Saturday, May 25, 2013

Money & Business

On the Record: Dan Nova

By Justin Ewers
Posted 8/20/06

As venture-capital funding surges back toward its dot-com-era heights-$6.35 billion went into start-ups last quarter, many of them new Internet companies-investors are wondering if history is about to repeat itself. Dan Nova, a venture veteran who cofounded search pioneer Lycos in 1995-and who went on to finance Internet stalwarts Ask Jeeves, MapQuest, and Quote.com-insists that E-business has never gone out of style. Now a general partner at Highland Capital Partners in Lexington, Mass., Nova talked with Senior Editor Justin Ewers.

Dan Nova
MICHAEL DWYER-POLARIS FOR USN&WR

The bust scared most investors away from the Web. You stayed put. Why?

We're still in the early days of the evolution of the Internet. People tend to forget that it's really only 10 or 11 years old. The collapse was a funny thing. What collapsed? Not the businesses themselves. Amazon continues to grow. More and more people buy online now than they ever have. More people search. More people are doing commerce. More companies are advertising on the Internet. Year after year, there's been steady growth.

What lessons did you draw from the bust?

There are always limits. But the public markets are not the public markets of '96, '97, '98. They are at a more rational state, where they're only accepting companies that have sustainable business models.

You talk a lot about Web 1.0, the Internet boom in the late '90s, and the next wave, Web 2.0. What's the difference?

When you look at 1.0, it was really the democratization of access to information.
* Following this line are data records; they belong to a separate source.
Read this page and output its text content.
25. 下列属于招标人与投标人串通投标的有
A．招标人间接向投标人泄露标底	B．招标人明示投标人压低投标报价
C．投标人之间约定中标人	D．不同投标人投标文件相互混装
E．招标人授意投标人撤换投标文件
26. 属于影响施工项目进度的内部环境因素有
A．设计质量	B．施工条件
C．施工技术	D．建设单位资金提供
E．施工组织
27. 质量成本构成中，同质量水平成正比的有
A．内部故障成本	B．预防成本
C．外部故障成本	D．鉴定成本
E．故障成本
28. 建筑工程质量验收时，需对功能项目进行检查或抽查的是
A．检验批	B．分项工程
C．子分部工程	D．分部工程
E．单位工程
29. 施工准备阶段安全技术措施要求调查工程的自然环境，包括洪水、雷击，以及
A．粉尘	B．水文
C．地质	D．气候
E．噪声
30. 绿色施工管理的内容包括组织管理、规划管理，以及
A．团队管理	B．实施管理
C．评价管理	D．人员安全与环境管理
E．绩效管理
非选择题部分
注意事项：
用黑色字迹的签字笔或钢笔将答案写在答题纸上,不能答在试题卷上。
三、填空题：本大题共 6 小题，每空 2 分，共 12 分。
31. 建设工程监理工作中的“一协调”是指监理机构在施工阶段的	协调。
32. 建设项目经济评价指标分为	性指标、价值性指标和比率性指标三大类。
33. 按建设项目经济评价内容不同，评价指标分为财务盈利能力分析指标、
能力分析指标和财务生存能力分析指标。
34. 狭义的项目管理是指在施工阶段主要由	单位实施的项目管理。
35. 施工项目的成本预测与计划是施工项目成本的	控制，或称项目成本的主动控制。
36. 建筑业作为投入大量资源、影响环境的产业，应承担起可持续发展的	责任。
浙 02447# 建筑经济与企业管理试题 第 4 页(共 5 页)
Whether you're sitting in a Harvard law library or a row house in Dublin or a grass hut in Africa, as long as you could access the Internet, you had access to the same information as everyone else.

And Web 2.0?

Web 2.0 is really the democratization of participation. When you think about the blogs and the wikis and the MySpaces, what's really happening is now everyone has a voice. Your currency in the 2.0 world is only based on the strength and credibility of your writing or your argument. We've gone from where it used to be "If you build it, they will come." Now it's "If they build it, they will come." I'm actually more excited about 2.0 than I was about 1.0.

MySpace, in particular, has become the poster child of Web 2.0. With more than 100 million registered users, it's an advertiser's dream. But Lycos had more than 90 million users, too, and it faded away. Is traffic a good proxy for value?

You can never predict the future for any of these companies. Google wasn't the first search engine; it was more like the 10th. What people are doing in the 2.0 world is similar to what many did in the 1.0 world-build audience and not worry about the revenue.

That sounds like the bubble all over again.

I think we've got to look at 2.0 from 2004 to 2015, just like we looked at 1.0 from 1995 to 2005. It's natural to want to say, "Boy, nobody's really making money in 2.0." But somebody's going to harness the collective energy of tens of millions of people creating content on the Internet. Someone's going to organize it, create communities, create commerce, and eventually create advertising dollars around it. Is it going to happen in '06? No. Is it going to happen over the next 10 years? Absolutely.

This story appears in the August 28, 2006 print edition of U.S. News & World Report.